Importing Greenshift Templates
If you have purchased and installed the correct plug-ins from Greenshift, you can install extra templates at the top right at the Greenshift Helpers’ icon, for example for WooCommerce.
Disadvantages of FSE-Templates
When using FSE templates, I sometimes encountered something that I experienced as a disadvantage.
- You cannot place short code in the header.
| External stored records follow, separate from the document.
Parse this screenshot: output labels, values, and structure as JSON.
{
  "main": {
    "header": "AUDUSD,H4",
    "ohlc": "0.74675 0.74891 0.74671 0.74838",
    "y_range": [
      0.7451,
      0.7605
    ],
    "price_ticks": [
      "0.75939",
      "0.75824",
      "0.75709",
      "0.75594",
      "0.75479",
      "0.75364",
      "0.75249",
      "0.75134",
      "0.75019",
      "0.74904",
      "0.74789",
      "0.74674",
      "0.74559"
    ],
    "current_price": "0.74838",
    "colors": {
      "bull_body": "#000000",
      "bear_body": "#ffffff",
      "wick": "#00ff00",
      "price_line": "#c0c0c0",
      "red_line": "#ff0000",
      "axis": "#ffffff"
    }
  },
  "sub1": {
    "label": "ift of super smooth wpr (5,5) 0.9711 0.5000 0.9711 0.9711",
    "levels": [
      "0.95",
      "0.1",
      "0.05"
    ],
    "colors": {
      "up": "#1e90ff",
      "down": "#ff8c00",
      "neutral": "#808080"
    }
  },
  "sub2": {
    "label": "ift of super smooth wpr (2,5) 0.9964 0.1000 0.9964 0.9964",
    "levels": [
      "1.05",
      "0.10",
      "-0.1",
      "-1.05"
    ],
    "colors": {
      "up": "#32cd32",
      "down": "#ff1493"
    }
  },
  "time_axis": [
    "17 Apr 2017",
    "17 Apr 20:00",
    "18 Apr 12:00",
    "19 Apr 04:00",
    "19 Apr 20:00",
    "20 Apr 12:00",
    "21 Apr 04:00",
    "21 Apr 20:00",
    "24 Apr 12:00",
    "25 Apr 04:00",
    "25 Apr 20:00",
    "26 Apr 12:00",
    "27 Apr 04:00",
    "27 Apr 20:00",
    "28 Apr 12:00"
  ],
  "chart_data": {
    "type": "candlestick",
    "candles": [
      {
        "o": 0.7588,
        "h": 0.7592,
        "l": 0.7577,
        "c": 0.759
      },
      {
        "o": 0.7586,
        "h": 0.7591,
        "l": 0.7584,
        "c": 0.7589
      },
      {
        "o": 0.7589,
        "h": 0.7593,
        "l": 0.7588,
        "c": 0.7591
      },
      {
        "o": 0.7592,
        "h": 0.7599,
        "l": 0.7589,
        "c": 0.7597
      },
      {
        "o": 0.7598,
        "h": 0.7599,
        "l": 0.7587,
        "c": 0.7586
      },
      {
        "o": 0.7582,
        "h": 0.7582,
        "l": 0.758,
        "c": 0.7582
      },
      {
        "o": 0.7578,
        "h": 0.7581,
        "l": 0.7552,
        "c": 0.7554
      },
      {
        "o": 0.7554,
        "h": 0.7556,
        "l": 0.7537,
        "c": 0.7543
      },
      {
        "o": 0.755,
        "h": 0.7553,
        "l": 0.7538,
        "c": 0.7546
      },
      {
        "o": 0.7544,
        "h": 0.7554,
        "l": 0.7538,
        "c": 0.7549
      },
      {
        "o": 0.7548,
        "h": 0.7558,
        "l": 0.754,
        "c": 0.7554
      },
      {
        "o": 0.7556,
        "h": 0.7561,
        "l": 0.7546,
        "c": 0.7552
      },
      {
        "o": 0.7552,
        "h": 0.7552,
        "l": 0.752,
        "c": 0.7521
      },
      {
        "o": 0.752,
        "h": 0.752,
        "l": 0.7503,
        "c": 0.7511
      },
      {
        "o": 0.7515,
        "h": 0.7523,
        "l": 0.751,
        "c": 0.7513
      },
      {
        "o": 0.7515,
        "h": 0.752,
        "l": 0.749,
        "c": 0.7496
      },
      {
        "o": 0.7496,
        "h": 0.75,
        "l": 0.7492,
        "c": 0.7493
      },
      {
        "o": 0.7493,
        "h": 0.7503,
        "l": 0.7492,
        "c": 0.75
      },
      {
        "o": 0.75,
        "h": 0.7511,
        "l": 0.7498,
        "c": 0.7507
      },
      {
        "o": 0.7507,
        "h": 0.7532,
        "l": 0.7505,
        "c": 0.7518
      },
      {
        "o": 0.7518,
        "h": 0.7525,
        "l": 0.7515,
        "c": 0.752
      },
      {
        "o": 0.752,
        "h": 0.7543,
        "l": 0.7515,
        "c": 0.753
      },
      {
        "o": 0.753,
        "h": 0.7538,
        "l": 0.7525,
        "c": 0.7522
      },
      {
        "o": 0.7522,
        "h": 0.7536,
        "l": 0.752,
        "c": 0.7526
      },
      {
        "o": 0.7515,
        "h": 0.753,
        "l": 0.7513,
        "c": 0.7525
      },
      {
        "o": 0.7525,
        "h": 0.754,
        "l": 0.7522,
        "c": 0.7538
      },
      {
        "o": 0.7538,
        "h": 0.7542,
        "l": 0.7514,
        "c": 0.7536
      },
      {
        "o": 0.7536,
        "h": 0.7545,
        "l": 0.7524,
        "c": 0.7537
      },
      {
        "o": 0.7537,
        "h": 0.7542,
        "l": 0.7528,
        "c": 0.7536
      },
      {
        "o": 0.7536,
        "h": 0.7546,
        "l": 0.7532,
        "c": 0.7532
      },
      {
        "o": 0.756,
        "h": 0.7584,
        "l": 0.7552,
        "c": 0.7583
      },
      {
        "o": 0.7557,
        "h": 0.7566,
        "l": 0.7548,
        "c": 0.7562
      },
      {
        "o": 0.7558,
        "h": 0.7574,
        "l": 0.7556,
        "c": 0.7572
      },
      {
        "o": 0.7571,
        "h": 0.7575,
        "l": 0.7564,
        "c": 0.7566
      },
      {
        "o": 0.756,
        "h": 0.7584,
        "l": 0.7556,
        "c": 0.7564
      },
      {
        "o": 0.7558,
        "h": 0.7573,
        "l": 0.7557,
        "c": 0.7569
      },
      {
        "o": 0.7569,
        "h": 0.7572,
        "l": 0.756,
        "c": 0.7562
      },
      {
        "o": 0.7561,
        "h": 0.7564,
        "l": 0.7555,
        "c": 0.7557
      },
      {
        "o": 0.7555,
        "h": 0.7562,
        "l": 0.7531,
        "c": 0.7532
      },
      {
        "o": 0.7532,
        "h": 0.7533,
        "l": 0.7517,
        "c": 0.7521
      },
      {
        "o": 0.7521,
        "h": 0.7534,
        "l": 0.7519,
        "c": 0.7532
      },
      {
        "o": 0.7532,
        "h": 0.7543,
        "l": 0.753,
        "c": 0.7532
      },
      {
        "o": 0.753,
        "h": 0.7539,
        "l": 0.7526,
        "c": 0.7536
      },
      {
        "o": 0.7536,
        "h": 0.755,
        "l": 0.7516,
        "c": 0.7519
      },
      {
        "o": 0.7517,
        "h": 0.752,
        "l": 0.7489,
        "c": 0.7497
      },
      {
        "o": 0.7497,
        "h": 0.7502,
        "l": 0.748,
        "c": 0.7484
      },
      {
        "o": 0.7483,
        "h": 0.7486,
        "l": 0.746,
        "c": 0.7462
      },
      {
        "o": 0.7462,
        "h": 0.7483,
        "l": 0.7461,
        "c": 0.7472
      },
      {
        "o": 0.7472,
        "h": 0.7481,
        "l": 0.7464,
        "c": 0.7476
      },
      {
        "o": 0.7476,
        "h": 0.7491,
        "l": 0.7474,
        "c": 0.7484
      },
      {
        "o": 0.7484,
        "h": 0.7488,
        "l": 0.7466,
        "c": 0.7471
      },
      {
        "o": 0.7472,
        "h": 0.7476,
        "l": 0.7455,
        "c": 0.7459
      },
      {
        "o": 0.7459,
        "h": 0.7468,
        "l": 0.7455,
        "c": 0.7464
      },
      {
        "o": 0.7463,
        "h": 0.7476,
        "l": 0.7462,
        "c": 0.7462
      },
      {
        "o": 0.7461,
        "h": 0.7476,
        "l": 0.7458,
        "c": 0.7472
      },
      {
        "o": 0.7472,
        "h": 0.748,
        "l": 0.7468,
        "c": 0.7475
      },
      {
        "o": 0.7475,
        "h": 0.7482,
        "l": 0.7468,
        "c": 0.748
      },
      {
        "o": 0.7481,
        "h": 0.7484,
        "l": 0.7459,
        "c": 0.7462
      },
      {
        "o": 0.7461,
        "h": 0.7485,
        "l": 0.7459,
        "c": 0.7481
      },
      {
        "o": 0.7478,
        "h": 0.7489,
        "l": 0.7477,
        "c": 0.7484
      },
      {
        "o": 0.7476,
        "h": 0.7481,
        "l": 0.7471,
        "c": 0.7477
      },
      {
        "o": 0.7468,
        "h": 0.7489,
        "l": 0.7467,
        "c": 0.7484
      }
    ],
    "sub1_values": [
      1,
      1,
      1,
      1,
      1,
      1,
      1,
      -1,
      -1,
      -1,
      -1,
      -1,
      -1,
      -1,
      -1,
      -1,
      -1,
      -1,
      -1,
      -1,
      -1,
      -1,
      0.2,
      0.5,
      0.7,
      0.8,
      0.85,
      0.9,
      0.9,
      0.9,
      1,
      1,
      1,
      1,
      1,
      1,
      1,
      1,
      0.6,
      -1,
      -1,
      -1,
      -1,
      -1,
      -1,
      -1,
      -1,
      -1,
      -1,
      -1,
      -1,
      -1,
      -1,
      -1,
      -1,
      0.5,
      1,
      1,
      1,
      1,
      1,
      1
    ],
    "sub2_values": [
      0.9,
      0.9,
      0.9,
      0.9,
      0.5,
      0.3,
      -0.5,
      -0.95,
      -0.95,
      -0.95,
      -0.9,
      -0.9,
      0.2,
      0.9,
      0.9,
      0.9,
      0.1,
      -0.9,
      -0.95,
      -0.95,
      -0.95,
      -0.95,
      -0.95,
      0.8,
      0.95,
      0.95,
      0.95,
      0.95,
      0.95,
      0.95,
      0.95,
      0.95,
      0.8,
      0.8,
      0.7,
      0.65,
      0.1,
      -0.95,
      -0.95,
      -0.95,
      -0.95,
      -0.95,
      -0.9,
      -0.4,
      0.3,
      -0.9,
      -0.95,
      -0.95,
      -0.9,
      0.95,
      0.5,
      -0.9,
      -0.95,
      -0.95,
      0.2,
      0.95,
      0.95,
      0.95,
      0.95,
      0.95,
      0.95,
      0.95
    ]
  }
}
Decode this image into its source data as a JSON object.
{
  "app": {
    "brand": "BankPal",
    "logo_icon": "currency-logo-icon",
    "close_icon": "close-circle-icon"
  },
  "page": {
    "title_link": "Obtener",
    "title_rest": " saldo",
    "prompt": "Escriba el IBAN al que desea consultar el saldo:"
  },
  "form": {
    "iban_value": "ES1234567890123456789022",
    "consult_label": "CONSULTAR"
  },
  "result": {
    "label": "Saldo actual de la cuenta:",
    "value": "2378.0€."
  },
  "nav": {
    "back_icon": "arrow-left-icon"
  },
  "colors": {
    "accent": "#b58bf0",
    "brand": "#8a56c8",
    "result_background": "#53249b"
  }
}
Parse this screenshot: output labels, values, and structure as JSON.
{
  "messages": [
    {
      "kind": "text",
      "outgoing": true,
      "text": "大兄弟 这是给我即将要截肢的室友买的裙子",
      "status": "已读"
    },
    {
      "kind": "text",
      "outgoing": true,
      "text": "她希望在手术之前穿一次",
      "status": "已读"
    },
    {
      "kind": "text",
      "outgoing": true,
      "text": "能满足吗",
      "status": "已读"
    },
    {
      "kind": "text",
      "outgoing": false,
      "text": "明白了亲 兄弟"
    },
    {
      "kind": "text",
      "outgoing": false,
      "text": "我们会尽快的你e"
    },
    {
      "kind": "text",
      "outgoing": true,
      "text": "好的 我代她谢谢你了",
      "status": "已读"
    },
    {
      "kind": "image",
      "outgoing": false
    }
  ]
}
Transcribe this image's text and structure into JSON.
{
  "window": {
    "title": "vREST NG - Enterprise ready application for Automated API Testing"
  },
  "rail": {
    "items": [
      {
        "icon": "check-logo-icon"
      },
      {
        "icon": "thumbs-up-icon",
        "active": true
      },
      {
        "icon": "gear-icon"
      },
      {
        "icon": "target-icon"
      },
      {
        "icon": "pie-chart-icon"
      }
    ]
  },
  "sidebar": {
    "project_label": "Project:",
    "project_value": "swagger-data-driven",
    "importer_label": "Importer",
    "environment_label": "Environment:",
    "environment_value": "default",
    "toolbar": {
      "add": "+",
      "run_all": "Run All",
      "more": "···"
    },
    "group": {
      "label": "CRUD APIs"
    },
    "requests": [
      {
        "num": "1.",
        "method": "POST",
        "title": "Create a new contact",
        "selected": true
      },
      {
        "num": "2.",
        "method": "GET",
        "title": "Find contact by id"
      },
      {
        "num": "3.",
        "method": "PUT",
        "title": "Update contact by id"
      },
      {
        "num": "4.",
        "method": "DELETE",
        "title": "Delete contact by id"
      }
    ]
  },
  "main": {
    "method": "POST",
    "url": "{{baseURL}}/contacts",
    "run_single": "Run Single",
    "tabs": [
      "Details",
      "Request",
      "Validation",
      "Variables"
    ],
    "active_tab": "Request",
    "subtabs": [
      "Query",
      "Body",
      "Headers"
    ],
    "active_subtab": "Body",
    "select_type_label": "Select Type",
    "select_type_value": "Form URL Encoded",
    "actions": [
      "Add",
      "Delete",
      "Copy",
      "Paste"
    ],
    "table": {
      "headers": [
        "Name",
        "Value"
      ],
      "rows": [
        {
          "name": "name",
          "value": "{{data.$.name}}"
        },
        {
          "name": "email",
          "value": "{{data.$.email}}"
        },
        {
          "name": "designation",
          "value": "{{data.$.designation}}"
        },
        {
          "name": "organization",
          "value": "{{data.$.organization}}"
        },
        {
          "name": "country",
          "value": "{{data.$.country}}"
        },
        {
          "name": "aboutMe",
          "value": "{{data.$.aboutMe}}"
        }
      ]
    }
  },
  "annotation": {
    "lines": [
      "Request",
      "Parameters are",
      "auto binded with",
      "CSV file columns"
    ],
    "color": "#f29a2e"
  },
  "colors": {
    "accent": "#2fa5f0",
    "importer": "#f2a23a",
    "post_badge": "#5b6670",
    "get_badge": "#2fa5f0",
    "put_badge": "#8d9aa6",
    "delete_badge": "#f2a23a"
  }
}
Not that this is now a big loss, but precisely because some plug-ins are not yet ready, such as Google Translate, placing a short code would be a solution. That is not yet possible; WordPress does not allow it yet.
- WooCommerce, while owned by WordPress …, is not yet 100% ready for FSE Blocks. For example, the check-out is still old-fashioned classic style, with a short code, while this would be straightforward with blocks. Even Divi has had that for years.
- There are more plug-ins that are still afraid of making the switch. It is getting less and less, but they are still there. Fortunately, so many plug-ins are already ready that there is an alternative to find an alternative for the lagging plug-ins.
- The menu still has limitations. Many translate plug-ins have the option to put the language options in the menu, and that is not yet possible. Many Membership Plug-ins also have an option to automatically include logging in and out in the menu. That works with some plug-ins and not yet with others; often you have to create it manually. For example, the WPASE plug-in is busy adding this for FSE themes.
- The Big Boys in the world of themes, such as Kadence and GeneratePress, are still behind with FSE. These are actually already hybrid themes (a mix of a classic and block theme) and it is precisely because of that, they now suffer from ‘the law of the inhibiting lead’. However, we know from Kadence that they are already working to release a Kadence FSE theme, so that is promising.
- Conclusion; although there are some disadvantages, the advantages are so outstanding, that I decided some time ago to make use of a FSE theme wherever possible.